The next components of a reference implementation are the underlying software configurations for operating system management monitoring network configuration, IP networking stacks. Pretty much the entire component of the application is riding on. There are a lot of moving parts and complexity in this scenario, witha high likelihood of causing failures. Implementing and deploying the software stacks in an automated way, has enabled us to dramatically reduce the potential for problems caused by misconfiguration. Because the number of permutations of software in the reference stack is so high, it is essential that successful deployment tightly manages what exactly is deployed, in such a way that they can identify, name, and compare notes with other deployments.

Achieving Repeatable Deployments

In this case, our referenced deployment consists of the exact composition of the operating system, infrastructure tooling, and capabilities for the deployment. By having a reference capability, we can ensure that we have the same:

  • Operating system
  • Monitoring
  • Configuration stacks
  • Security tooling
  • Patches
  • Network stack (including bridges and VLAN, IP table configurations)

Each one of these components is a potential failure point in a deployment. By being able to configure and maintain that configuration automatically, we dramatically increase the opportunities for success by enabling customers to have a consistent configuration between sites.

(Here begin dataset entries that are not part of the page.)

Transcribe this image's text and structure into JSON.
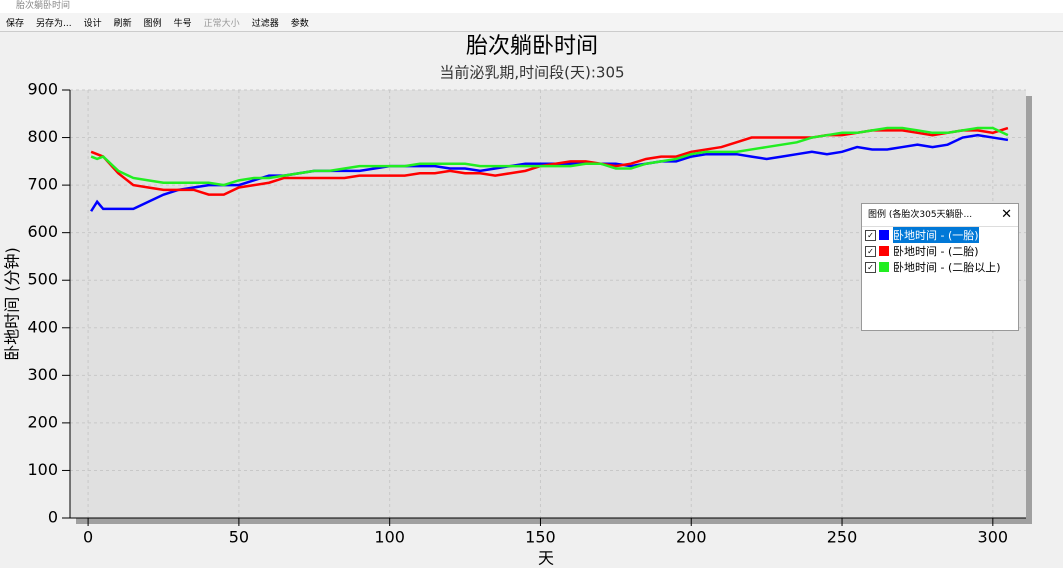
{
  "window": {
    "title": "胎次躺卧时间"
  },
  "toolbar": {
    "buttons": [
      "保存",
      "另存为...",
      "设计",
      "刷新",
      "图例",
      "牛号",
      "正常大小",
      "过滤器",
      "参数"
    ]
  },
  "legend_panel": {
    "title": "图例 (各胎次305天躺卧..."
  },
  "chart_data": {
    "type": "line",
    "title": "胎次躺卧时间",
    "subtitle": "当前泌乳期,时间段(天):305",
    "x_label": "天",
    "y_label": "卧地时间 (分钟)",
    "grid": true,
    "xlim": [
      -6,
      311
    ],
    "ylim": [
      0,
      900
    ],
    "xticks": [
      0,
      50,
      100,
      150,
      200,
      250,
      300
    ],
    "yticks": [
      0,
      100,
      200,
      300,
      400,
      500,
      600,
      700,
      800,
      900
    ],
    "x": [
      1,
      3,
      5,
      10,
      15,
      20,
      25,
      30,
      35,
      40,
      45,
      50,
      55,
      60,
      65,
      70,
      75,
      80,
      85,
      90,
      95,
      100,
      105,
      110,
      115,
      120,
      125,
      130,
      135,
      140,
      145,
      150,
      155,
      160,
      165,
      170,
      175,
      180,
      185,
      190,
      195,
      200,
      205,
      210,
      215,
      220,
      225,
      230,
      235,
      240,
      245,
      250,
      255,
      260,
      265,
      270,
      275,
      280,
      285,
      290,
      295,
      300,
      305
    ],
    "series": [
      {
        "name": "卧地时间 - (一胎)",
        "color": "#0000ff",
        "values": [
          645,
          665,
          650,
          650,
          650,
          665,
          680,
          690,
          695,
          700,
          700,
          700,
          710,
          720,
          720,
          725,
          730,
          730,
          730,
          730,
          735,
          740,
          740,
          740,
          740,
          735,
          735,
          730,
          735,
          740,
          745,
          745,
          745,
          745,
          745,
          745,
          745,
          740,
          745,
          750,
          750,
          760,
          765,
          765,
          765,
          760,
          755,
          760,
          765,
          770,
          765,
          770,
          780,
          775,
          775,
          780,
          785,
          780,
          785,
          800,
          805,
          800,
          795
        ]
      },
      {
        "name": "卧地时间 - (二胎)",
        "color": "#ff0000",
        "values": [
          770,
          765,
          760,
          725,
          700,
          695,
          690,
          690,
          690,
          680,
          680,
          695,
          700,
          705,
          715,
          715,
          715,
          715,
          715,
          720,
          720,
          720,
          720,
          725,
          725,
          730,
          725,
          725,
          720,
          725,
          730,
          740,
          745,
          750,
          750,
          745,
          740,
          745,
          755,
          760,
          760,
          770,
          775,
          780,
          790,
          800,
          800,
          800,
          800,
          800,
          805,
          805,
          810,
          815,
          815,
          815,
          810,
          805,
          810,
          815,
          815,
          810,
          820
        ]
      },
      {
        "name": "卧地时间 - (二胎以上)",
        "color": "#22ee22",
        "values": [
          760,
          755,
          760,
          730,
          715,
          710,
          705,
          705,
          705,
          705,
          700,
          710,
          715,
          715,
          720,
          725,
          730,
          730,
          735,
          740,
          740,
          740,
          740,
          745,
          745,
          745,
          745,
          740,
          740,
          740,
          740,
          740,
          740,
          740,
          745,
          745,
          735,
          735,
          745,
          750,
          755,
          765,
          770,
          770,
          770,
          775,
          780,
          785,
          790,
          800,
          805,
          810,
          810,
          815,
          820,
          820,
          815,
          810,
          810,
          815,
          820,
          820,
          805
        ]
      }
    ]
  }
}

Repeatable reference deployments enable customers to compare notes with Dell and with others in the community. It enables us to take and apply what we have learned from one site to another. For example, if a new patch breaks functionality, then we can quickly determine how that was caused. We can then fix the solution, add in the complimentary fix, and deploy it at that one site. If we are aware that 90% of our other sites have exactly the same configuration, it enables those other sites to avoid a similar problem. In this way, having both a pattern and practice referenced deployment enables the community to absorb or respond much more quickly, and be successful with a changing code base. We found that it is impractical to expect things not to change.

The only thing that we can do is build resiliency for change into these deployments. Creating an automated and tested referenceable deployment is the best way to cope with change.